Higher ed IT leaders need to strengthen identity security “by investing in identity and access management solutions that help verify genuine human presence,” Galvan says.

In addition, behavioral analytics can detect agentic AI by tracking deviations from students’ typical behavior patterns on educational platforms. And instead of unreliable and error-prone AI-detection software that looks only at the content that students produce, network-level signals can help reveal AI impersonation by tracking technical metadata and connection behavior to identify suspicious IP locations, for instance.

Fight fire with fire by leveraging AI to bolster security, Galvan advises. “AI can support predictive pattern analysis of networks and improve monitoring and detection capabilities, allowing institutions to identify anomalies more quickly and accurately,” he says.

LEARN MORE: Identity governance is key for secure artificial intelligence applications.

Higher ed also can discourage student use of agentic AI within its systems by making its tools simpler to use, Callahan says. “Student-facing tools should be easy enough that students don’t want or need to use agents,” he says.

Building Effective Governance Frameworks

Before they rush into adopting any tools, however, higher ed institutions first need an effective AI governance framework.

Institutions need to create a general AI steering committee that brings together the various stakeholder groups to determine institutional AI strategy, Callahan advises. “That’s the first thing to do.

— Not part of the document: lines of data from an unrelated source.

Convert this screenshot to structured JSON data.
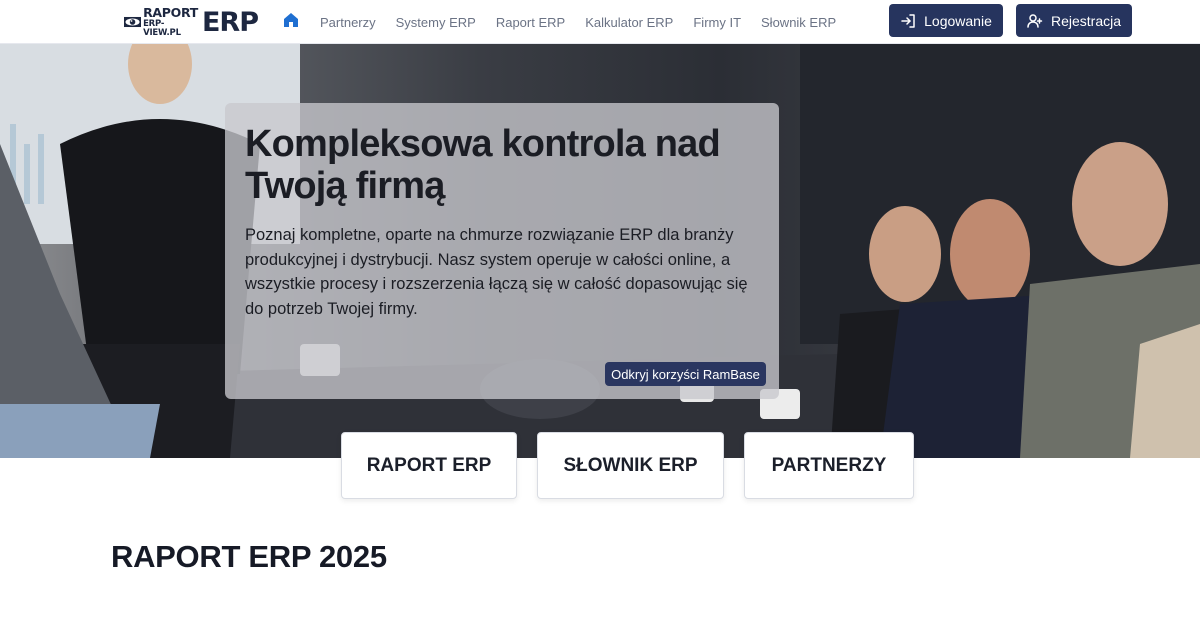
{
  "logo": {
    "top": "RAPORT",
    "sub": "ERP-VIEW.PL",
    "erp": "ERP"
  },
  "nav": {
    "home_icon": "home-icon",
    "links": [
      "Partnerzy",
      "Systemy ERP",
      "Raport ERP",
      "Kalkulator ERP",
      "Firmy IT",
      "Słownik ERP"
    ]
  },
  "auth": {
    "login_label": "Logowanie",
    "login_icon": "login-icon",
    "register_label": "Rejestracja",
    "register_icon": "user-plus-icon"
  },
  "hero": {
    "title": "Kompleksowa kontrola nad Twoją firmą",
    "text": "Poznaj kompletne, oparte na chmurze rozwiązanie ERP dla branży produkcyjnej i dystrybucji. Nasz system operuje w całości online, a wszystkie procesy i rozszerzenia łączą się w całość dopasowując się do potrzeb Twojej firmy.",
    "cta_label": "Odkryj korzyści RamBase"
  },
  "quick_links": [
    "RAPORT ERP",
    "SŁOWNIK ERP",
    "PARTNERZY"
  ],
  "section": {
    "title": "RAPORT ERP 2025"
  },
  "colors": {
    "brand": "#26345e",
    "nav_text": "#6b7385",
    "home_icon": "#1f6fd1"
  }
}
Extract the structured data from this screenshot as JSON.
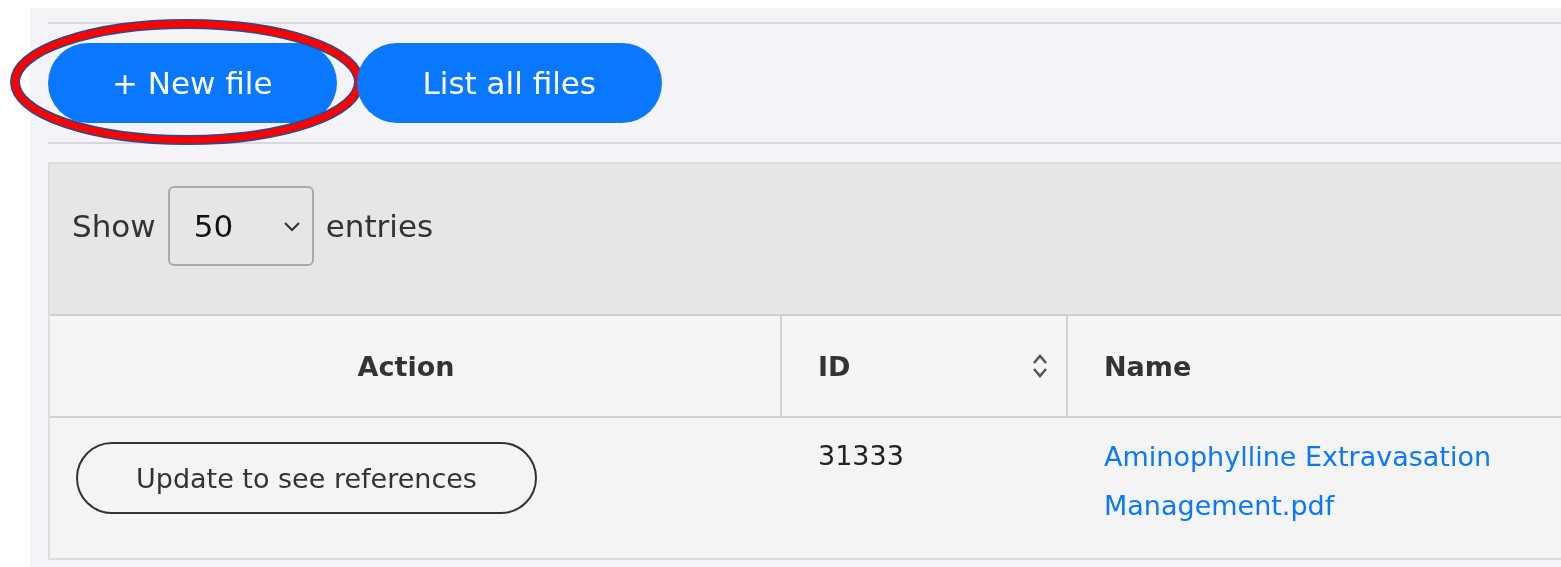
{
  "toolbar": {
    "buttons": [
      {
        "label": "+ New file",
        "highlighted": true
      },
      {
        "label": "List all files",
        "highlighted": false
      }
    ]
  },
  "table": {
    "length_menu": {
      "prefix": "Show",
      "value": "50",
      "suffix": "entries"
    },
    "columns": [
      {
        "label": "Action",
        "sortable": false
      },
      {
        "label": "ID",
        "sortable": true
      },
      {
        "label": "Name",
        "sortable": false
      }
    ],
    "rows": [
      {
        "action": "Update to see references",
        "id": "31333",
        "name": "Aminophylline Extravasation Management.pdf"
      }
    ]
  }
}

It always comes back to people, process and tools — in that order.”

Because rapidly evolving AI systems rely on multiple interconnected data processes and are increasingly embedded across software platforms, institutions must take a collaborative governance approach that involves colleagues from across the organization in decision-making and oversight, Galvan says.

“Schools should think about agentic governance as an extension of their human identity governance,” Kumbhat says. In practice, he explains, such governance can involve certification campaigns timed to semester and enrollment cycles rather than annual reviews, least-privilege access scoped to specific tasks and continuous discovery to catch shadow agents acting outside central IT.

Still, Galvan cautions, higher ed should be wary of governance that’s too rigid. “Governance frameworks must strike a balance between caution and innovation,” he says. “Policies that are too restrictive may generate resentment, stifle innovation or be ignored by stakeholders eager to adopt new technologies.”